Week #9 in Afghanistan with Dr. Karrer

Author: Frederick (Fritz) Karrer, MD
- Written Aug. 1, 2011

Another busy week medically but, thankfully, none of the MASCALs (mass casualties) that we had in the prior week. There was however a major suicide bombing of a hospital in Jalabad yesterday and one of our surgeons may be temporarily re-positioned up there to help out.

The week started off fairly routine, but this weekend, the tempo has kicked quite a lot. Beginning Friday, we began to receive patients in waves. Several from IED (improvised explosive device) attacks, and two separate bunches from IDF (In direct fire). IDF differs from IEDs in that it involves launched explosives (mortars or rockets). None of the instances occurred on our base, but we take in casualties from the whole Khost basin, a big valley (over 4000 sq. km.) here in southeastern Afghanistan. Many of the patients we received were seriously injured but none critically. But if they come in more than 5 at a time, it can tax the resources of our little hospital. We only have 4 beds in the ER. Command then puts out an overhead message on the “big voice” to the whole base that notifies all medical providers and other designees to go to the hospital. Dozens of helpers (Docs, Vets, PAs, medics, nurses and just regular soldiers) descend on the hospital to pitch in. Many just help out with moving litters or crowd control/security. Some get pushed into roles that stretch their comfort zone, but all in all it is an amazingly well-run operation.

Fortunately, with explosions, unless you are pretty close to the epicenter, the wounds are mostly small shrapnel wounds.

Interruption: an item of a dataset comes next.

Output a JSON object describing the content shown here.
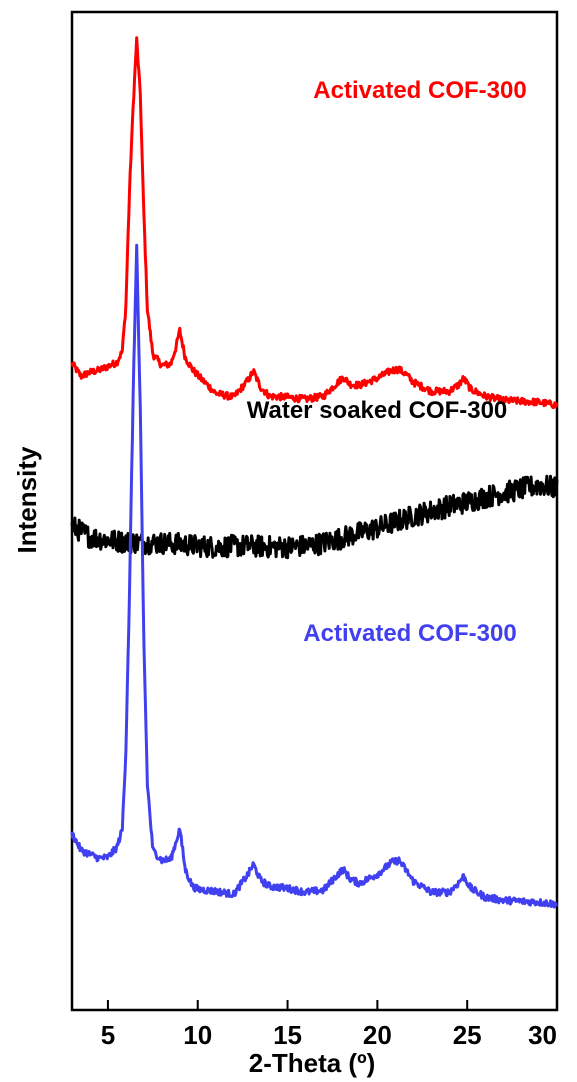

The patients typically have dozens of small wounds to the extremities and torso, lots of fractures from either shrapnel or secondary falls. Only two required exploratory abdominal operations so it could have been much worse. Two had eye trauma (globe rupture) that required evacuation to Bagram for an ophthalmologist. Most required washouts, debridements and lots of orthopedic surgery. Saturday, we had cases lined up waiting and we did them two at a time in the same OR until everyone was taken care of. I don’t know if these events are clustered randomly or are related to some kind of ramp up to Ramadan which starts Aug 1 this year. Ramadan is based on a lunar calendar, so the Julian dates change every year. It is a month-long religious event for Muslims during which they fast (no food or drink or even chewing gum) from sunrise to sunset. They also refrain from smoking or sexual relations. Those practicing usually rise before dawn and have a larger than normal breakfast and then have a large meal after prayers at sunset. Children (pre-puberty), women who are pregnant or nursing, the elderly and the sick are exempt from fasting. It is intended to teach patience, spirituality, humility and submissiveness to God.

Fortunately, we received only a couple of kids in all this mayhem and neither was seriously injured. I also saw several Afghan children in the LNC (Local National Clinic) this week. Another child with massive splenomegaly from thalassemia and a 2-year-old with a communicating hydrocele. I hope I can get them done before I leave, but unless things slow down, they may get cancelled. Our last splenectomy came back for follow up and is doing great with increased energy and color in his cheeks for a change. “Hot Rod”, our boy with soft tissue loss from a truck vs. pedestrian accident returns twice weekly for dressing changes. His wounds are healing in and he is walking around with only a little cane now. The girl with the injured hand from picking up explosives is doing well and fully closed now.

One of the more unusual cases this week was an Afghan soldier, that had a colon resection and colostomy a couple months ago for a GSW (gun shot wound). He had been doing well, but returned with terrific abdominal pain. Cat scan revealed free air and fluid in the belly so we re-explored him. We waded through some adhesions only to find what looked like a drain that had been left behind by the previous surgeons. We all jumped back a foot or more when we realized that it was actually a worm that had eroded through the bowel and was writhing around in the upper abdomen. Yick! Ascaris, fairly common in this region, is an intestinal parasite acquired by ingesting the eggs in contaminated food or water. Since only 1% of the population in this part of the world have indoor toilets, I imagine that the human waste ends up in the water supply or on the crops for irrigation. Once in the intestines, the eggs hatch and the tiny larva migrate through the intestinal wall into the blood stream where they find their way to the lungs, burrow into the airways, are coughed up and swallowed. The adult worm then grows in the gut and can reach 12 inches in length, as big around as a soda straw. They attach to the wall of the bowel and feed off the nutrients in the partially digested food of the host. This big fella must have found his way through one of the enterotomies, because he had a silk tie around his neck? Suffice is to say, I won’t be dining at the Afghan restaurant on post any more. Creepy!

Myna bird

Myna bird

I will leave you with a picture of another one of our frequent post visitors, the common myna bird or Indian myna (Acridotheres tristis). These guys are kind of like a starling except they have a distinctive  yellow patch behind the eye. Friendly little critters, they are all over the post and quite noisy with a wide variety of screeches and calls. They are a popular caged pet because of their vocality and ability to “speak”.